A:語呂とリズムで覚えるのは日本独自の風習です。
p118「9×9までの「九九」を学校で習うのは、日本のほかにはあまりありません。」との記載あり。
・webcatplusで“世界のかけ算”を検索
○411.1『二桁のかけ算一九一九』かえるさん/[ほか]著 ライブドアパブリッシング 2005年
p110~111 米英九九事情「アメリカとイギリスでは、かけ算は二桁まで覚える。といっても、12×12まで。(略)英語にはこれといった暗記法の決定版がない。かけ算表は英語で「マルチプリケーション・テーブル」。1970年代にはアメリカでかけ算ソングも作られた。ABCでテレビ放映され人気となったその曲のタイトルは、ずばり「マルチプリケーション・ロック」」
p112 「2005年春、韓国で19×9の掛け算を覚えるための「19段ソング」というCDが売れているという新聞報道」
p114~115 仏独九九事情「フランス語で数を数えることはできるし、フランスにもかけ算はある。フランス語のかけ算は日本と同じく一桁どうしのかけ算がポピュラー。米英と同じく、とくに語呂で覚えるという方法はないらしい。ドイツには、他の国とちがって、大小2つのかけ算表がある。小学校低学年では、1から10までの数字どうしのかけ算で、日本の九九とほぼ同じ。高学年ではさらに、(略)20×10まで覚えることになる。」
・上記の『二桁のかけ算一九一九』に出てきた「大谷泰照」氏の著書を所蔵資料で検索
〇830.7『日本人にとって英語とは何か』大谷泰照/著 大修館書店 2007年
p20~「たとえば3×3=9は、…英語では Three times three is(are) nine.と読む。英語では一般的にそのための特別の省略・簡略化を行わずそのままの文章式を暗記するのに対して、(略)何らの簡略化もほどこさない長い英語の文章式の九九をそのまま覚えさせられている。(略)55%の学生が12×12まで、3%が13×13まで、さらに3%が15×15まで、そして18%が25×25までという気の遠くなるような九九を教わっている。(略)イギリスやカナダにおいても事情は大差がない」
・webcatplusで“欧米”“九九”を検索
〇830『英語で解く算数』イーメディア/編著 三修社 2004年
p20~21「英語では、日本の九九にあたるかけ算の表をthe multiplication table と言います。アメリカでは、「ピタゴラスの表」という12×12までのかけ算の表があります。」とある。その他「ボエティウスの表」という10×10の表(欧米かどうかの表記なし)があることと、「ドイツやフランスにも、かけ算の表は存在し、20×20に及ぶものもある。」との記述あり。英語での言い方の例文あり(2×1が2→Twice one are twoなど)。
・webcatplusで“ポエティウスの表”、“ピタゴラスの表”、“ドイツ&かけ算”で検索したが、質問にあう資料なし。

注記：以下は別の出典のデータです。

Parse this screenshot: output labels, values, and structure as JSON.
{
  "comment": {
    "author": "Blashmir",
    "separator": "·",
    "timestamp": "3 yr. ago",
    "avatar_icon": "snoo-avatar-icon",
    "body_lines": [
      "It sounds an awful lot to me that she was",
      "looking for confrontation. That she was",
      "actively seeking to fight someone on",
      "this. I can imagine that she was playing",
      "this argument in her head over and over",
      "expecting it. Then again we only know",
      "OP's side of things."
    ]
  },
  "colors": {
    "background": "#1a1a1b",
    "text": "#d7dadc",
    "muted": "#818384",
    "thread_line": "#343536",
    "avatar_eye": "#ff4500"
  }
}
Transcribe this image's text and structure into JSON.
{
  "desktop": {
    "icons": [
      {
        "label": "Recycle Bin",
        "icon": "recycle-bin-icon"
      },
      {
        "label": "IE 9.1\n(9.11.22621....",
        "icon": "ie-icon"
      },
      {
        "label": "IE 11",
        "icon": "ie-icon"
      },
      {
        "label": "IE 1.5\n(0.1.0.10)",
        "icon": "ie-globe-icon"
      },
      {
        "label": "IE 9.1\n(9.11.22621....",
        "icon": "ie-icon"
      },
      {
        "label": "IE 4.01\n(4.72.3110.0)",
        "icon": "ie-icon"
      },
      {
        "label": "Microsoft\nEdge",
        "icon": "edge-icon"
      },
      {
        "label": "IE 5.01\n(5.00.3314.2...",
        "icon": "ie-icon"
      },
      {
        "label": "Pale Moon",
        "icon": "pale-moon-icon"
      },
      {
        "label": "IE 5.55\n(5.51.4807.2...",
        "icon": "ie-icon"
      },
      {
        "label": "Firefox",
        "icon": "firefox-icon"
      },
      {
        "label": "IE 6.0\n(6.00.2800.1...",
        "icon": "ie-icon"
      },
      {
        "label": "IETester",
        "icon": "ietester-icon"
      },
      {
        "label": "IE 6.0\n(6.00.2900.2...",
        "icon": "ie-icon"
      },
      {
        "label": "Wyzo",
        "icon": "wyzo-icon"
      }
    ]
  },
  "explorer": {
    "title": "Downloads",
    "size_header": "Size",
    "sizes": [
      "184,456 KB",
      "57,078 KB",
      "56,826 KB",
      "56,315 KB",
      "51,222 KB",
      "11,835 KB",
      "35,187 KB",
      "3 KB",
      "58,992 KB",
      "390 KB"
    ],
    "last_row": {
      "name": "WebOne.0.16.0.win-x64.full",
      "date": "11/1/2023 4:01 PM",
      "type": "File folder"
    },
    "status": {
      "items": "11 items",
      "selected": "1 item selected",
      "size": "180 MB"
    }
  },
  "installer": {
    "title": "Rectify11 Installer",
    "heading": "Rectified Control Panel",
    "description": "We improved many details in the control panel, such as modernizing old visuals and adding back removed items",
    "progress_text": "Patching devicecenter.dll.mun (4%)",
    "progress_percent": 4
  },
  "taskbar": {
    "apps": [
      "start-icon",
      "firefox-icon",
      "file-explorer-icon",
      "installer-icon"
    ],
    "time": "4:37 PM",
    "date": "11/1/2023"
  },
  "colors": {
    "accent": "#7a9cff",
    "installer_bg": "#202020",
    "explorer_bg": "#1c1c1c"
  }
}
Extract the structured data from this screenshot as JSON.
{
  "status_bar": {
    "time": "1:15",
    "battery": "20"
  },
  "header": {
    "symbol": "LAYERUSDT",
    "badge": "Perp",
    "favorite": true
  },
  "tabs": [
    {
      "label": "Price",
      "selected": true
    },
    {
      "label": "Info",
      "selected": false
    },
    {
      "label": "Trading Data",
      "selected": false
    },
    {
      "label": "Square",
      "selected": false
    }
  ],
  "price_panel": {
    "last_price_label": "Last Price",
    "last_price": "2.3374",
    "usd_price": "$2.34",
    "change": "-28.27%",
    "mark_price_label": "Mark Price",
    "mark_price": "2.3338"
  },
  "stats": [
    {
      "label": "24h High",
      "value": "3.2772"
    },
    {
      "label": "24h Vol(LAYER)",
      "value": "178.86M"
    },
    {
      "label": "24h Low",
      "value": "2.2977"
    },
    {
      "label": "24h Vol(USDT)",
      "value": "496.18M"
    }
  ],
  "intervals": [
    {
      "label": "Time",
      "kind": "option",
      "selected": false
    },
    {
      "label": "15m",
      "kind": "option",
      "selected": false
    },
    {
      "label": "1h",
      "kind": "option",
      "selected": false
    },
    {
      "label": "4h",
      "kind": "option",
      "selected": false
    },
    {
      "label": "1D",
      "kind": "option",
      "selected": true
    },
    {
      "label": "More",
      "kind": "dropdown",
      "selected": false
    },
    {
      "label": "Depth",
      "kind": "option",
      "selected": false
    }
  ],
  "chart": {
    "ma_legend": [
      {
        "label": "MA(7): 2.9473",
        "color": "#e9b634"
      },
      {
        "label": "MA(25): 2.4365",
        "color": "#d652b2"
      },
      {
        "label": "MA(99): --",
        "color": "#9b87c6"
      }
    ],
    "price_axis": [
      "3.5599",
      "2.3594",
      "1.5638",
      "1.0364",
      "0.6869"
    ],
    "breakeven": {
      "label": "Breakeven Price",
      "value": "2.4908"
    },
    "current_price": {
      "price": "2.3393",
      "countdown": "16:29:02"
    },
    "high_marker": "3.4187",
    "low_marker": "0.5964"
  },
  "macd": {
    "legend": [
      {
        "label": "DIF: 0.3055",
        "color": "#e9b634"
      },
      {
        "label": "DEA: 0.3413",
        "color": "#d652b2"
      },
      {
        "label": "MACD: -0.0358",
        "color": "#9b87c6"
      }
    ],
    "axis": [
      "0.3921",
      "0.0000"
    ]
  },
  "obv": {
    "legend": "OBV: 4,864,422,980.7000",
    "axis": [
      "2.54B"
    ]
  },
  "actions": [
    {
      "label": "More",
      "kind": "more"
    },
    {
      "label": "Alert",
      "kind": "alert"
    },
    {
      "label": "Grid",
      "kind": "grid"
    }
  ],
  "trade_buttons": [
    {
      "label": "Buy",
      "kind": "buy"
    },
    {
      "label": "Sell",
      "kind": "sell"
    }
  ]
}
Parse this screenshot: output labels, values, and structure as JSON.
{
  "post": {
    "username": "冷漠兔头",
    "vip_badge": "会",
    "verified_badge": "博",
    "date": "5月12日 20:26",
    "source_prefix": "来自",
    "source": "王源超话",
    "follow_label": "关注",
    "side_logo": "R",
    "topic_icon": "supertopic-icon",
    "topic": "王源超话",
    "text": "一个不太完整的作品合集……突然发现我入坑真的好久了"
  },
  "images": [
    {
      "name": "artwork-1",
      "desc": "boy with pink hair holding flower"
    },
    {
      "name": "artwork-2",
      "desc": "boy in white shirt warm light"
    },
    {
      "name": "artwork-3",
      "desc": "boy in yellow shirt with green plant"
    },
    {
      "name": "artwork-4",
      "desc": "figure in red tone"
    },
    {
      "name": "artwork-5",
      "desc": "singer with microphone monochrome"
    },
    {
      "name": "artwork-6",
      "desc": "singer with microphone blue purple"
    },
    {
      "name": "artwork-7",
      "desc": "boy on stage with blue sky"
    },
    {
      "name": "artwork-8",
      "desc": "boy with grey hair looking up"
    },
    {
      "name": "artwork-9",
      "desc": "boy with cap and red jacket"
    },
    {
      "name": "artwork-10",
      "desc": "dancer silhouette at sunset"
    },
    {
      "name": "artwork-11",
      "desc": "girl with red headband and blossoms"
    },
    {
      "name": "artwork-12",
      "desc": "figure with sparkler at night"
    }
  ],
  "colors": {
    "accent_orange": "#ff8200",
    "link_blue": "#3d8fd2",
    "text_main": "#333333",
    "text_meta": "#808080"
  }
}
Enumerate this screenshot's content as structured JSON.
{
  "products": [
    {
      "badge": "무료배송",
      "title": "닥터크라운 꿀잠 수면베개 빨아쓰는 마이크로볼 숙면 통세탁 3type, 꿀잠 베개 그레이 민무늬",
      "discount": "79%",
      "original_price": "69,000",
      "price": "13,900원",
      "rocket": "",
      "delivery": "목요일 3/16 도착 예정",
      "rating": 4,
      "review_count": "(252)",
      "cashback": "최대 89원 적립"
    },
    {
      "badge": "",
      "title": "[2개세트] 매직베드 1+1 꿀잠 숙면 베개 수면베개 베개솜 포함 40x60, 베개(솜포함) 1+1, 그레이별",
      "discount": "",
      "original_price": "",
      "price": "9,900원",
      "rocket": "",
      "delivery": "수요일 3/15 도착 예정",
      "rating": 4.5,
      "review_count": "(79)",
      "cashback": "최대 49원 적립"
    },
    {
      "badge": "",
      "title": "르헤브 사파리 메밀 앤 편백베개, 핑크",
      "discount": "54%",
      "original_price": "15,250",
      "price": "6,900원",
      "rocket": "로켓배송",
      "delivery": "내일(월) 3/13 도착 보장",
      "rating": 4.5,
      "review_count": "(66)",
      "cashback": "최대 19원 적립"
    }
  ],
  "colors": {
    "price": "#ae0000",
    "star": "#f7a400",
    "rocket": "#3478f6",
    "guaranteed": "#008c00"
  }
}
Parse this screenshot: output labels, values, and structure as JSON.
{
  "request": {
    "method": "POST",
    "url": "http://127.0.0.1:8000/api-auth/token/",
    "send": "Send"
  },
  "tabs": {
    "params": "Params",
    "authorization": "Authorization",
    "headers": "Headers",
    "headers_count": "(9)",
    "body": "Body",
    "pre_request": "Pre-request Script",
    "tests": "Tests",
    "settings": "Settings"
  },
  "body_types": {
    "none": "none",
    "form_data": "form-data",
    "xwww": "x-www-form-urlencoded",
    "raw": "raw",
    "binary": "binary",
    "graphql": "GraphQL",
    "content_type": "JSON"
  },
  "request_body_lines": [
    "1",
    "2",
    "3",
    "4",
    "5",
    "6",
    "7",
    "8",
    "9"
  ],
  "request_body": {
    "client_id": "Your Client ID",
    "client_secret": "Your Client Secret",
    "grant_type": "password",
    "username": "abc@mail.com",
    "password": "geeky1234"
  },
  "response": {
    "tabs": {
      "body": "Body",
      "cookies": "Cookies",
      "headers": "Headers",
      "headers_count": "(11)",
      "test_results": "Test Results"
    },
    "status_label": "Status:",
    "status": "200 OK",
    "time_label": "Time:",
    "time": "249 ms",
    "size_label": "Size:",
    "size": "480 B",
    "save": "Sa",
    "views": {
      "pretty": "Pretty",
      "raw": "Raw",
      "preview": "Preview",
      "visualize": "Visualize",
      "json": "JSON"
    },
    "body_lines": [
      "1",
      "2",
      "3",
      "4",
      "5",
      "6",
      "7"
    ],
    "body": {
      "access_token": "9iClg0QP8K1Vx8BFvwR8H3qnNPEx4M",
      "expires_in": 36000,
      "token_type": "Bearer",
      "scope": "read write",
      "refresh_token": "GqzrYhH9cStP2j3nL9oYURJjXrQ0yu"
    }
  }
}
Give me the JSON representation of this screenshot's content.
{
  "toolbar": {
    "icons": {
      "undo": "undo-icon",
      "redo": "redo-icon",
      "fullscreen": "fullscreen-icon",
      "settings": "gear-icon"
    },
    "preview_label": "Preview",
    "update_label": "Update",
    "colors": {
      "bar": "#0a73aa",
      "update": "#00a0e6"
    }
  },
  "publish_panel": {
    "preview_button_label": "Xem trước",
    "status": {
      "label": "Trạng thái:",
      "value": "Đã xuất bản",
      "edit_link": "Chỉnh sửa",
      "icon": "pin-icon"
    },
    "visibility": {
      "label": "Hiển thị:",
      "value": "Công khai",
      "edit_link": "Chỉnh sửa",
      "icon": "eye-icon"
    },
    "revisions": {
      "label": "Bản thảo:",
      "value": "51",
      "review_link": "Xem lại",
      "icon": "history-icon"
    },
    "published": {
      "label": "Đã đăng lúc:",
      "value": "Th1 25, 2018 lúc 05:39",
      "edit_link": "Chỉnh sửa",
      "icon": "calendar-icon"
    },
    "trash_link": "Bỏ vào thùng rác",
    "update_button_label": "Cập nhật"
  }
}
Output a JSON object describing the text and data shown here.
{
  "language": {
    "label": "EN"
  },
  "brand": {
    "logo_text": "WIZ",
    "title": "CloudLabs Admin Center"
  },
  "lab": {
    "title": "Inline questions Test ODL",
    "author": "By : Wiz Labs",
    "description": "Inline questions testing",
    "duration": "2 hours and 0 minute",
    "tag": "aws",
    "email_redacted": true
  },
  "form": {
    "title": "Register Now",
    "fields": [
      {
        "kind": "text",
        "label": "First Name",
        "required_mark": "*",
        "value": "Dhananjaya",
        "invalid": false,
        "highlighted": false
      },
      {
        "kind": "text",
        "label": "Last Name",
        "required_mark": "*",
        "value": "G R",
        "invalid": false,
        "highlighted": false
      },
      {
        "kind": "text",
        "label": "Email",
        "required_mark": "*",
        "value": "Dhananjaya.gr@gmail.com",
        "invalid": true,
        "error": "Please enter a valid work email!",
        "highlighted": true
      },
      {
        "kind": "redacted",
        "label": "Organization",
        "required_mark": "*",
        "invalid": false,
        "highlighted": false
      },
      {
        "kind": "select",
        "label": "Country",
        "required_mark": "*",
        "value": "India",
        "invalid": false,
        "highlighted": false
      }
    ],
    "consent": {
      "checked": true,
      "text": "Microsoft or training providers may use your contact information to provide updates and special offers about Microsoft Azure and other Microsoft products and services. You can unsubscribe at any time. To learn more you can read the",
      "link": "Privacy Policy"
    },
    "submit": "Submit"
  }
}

・webcatplusで“フランス&かけ算”→市外の図書館に次の資料があったので、相互貸借で借用
△『数の世界(学習科学図鑑シリーズ9)』矢野健太郎/著 藤田正純/絵 小学館 1967
p111 フランス農民のかけ算
P111~112 指を使ったかけ算の方法と図解。
・“ピタゴラスの表”をインターネットで検索
○410.4『数学が好きになる七つの話』船山良三/著 実教出版 2022年
p26~ ヨーロッパに「九九」はあるか
「イギリスの小学校の「さんすう」の本を調べたら、縦に1から10まで区切った升目に、積を書き入れた表が掲載してあった。わが国の「九九」のように、「ニニガシ」「ニサンガロク」という「ことば」による表現は見当たらなかった。(略)イギリスには、「九九」と同じものはないといってよい。ところで、12×12までの表もあるという。(略)イギリスといえば「ヤード・ポンド法」の保守国である。「ヤード・ポンド法」には12進の単位が多い。」
p31~ 「ピタゴラスの表」とは何か
「和伊辞典では、九九の表を「ピタゴラスの表(tavola pitagolica)」と訳してある。ギリシアの学問を研究していたボエティウスが著したラテン語による算術の入門書「算術教程(De institutone arithmetica)」は、イタリア半島のラテン世界で「ボエティウスの算術」と称して、大いに珍重されたもので、15世紀に重版したこの本には、インド・アラビア数字を使った「掛け算表(1×1から10×10まで)」が記載されている。」
p34に「図6 ボエティウスの掛け算表(1488年本)」が載っている。
p38「アメリカでは、掛け算は「表」を見てやればよい。「表」の数値を全部暗誦させるのは、無茶な教育という見解をもつのである。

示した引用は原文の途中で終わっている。